New Delhi: India’s youngest low-cost carrier, Akasa Air, has ambitious plans to expand its international operations, including flights to China, but delays in supply of aircraft by Boeing are holding it back.
Owned by SNV Aviation, the airline, which began flying in August 2022, has bilateral flying rights to at least seven new international destinations, including Uzbekistan, Tashkent, Hanoi, Sri Lanka, the Maldives, Indonesia and Singapore, and is eyeing other routes into China and Africa (Nairobi). Yet, with only 30 aircraft in its fleet and deliveries from Boeing running behind schedule, the carrier finds itself in a holding pattern.
“We have bilaterals. And we hope to be ready in time to deploy the aircraft and grow profitably internationally," Praveen Iyer, Akasa’s co-founder and chief commercial officer told Mint, following a media roundtable. “International ramp-up will happen as and when more aircraft come.”
The privately-held airline, with 5% market share, stopped sharing fleet guidance, following aircraft supply delays. The airline expects aircraft deliveries to normalise mid-2026 and is rolling out hiring plans accordingly.
For now, Akasa’s international network remains limited to six routes — five across West Asia (Doha, Abu Dhabi, Jeddah, Riyadh, and Kuwait) and one to Phuket (Thailand). Flights to Sharjah are expected soon. The airline also serves 24 domestic destinations, with Mumbai, Bengaluru, and Delhi serving as its principal base.
Akasa has committed to 226 aircraft — all under a sale-and-leaseback arrangement — with deliveries spread over the next seven years through 2032. The carrier last took delivery in June–July 2025. The airline has avoided short-term, costly fixes, such as wet or damp leases.
Under a sale-and-leaseback arrangement, air carriers procure aircraft at a discount, sell them to lessors at cost, and immediately lease them back. A wet lease provides an aircraft with crew, maintenance, and insurance, while in a damp lease, the lessee has to provide its own cabin crew.

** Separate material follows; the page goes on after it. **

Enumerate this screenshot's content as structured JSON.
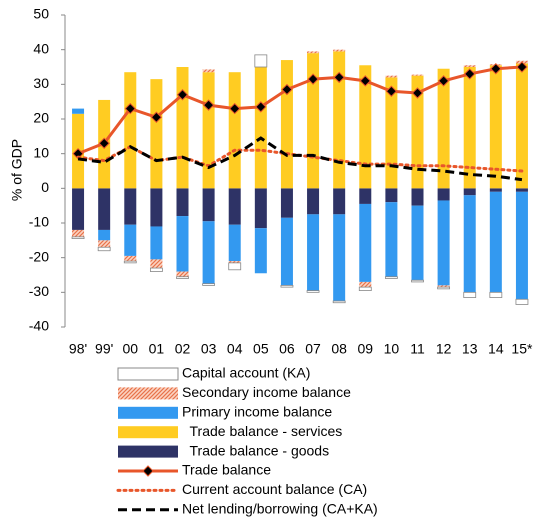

Akasa plans to receive 196 aircraft in 86 months, or 2 aircraft a month, exactly half of what larger players like IndiGo and Air India are inducting (4 a month).
Akasa is banking on Boeing’s recently-approved ramp-up of production, from 38 to 42 aircraft per month, by the US Federal Aviation Administration (FAA) effective October 2025, to ease delivery timelines. With Boeing increasing production, Iyer said, the airline expects aircraft to come in faster.
“Delivery delays of one to two months will not make any difference,” he said, noting that Akasa is targeting any market within a 5½-hour flight radius from India.
The fleet constraint comes as Akasa seeks to hedge against foreign currency volatility tied to its sale-and-leaseback model. Aircraft transactions are denominated in US dollars, and the airline hopes to balance that exposure through greater dollar earnings from overseas operations.
Akasa wants to become a more internationally-focussed carrier, from being a mainly domestic-oriented one. Its internal projections (in a filing with the Ministry of Corporate Affairs) target a near-tripling of its international capacity share, from 13% to about 40% over the next few years.
“More than international expansion, getting the aircraft is important. The airline has seen delivery delays by Boeing; and lease rental going up among other factors. As deliveries happen, more fuel-efficient aircraft will be inducted. Operating costs will go down,” said Gagan Dixit, analyst at Elara Capital.
For fiscal 2025, Akasa reported revenues of ₹4,582.72 crore and losses of ₹1,983.42 crore, reflecting the high-cost structure and competitive pressure in India’s aviation market.
The airline recently raised ₹1,200 crore (roughly $125 million) in fresh funding from new investors, including Premji Invest, 360 One Asset, and Claypond Capital, along with additional capital from the Jhunjhunwala family, its founding backers. Funds will be deployed toward fleet expansion, technology upgrades, and network growth.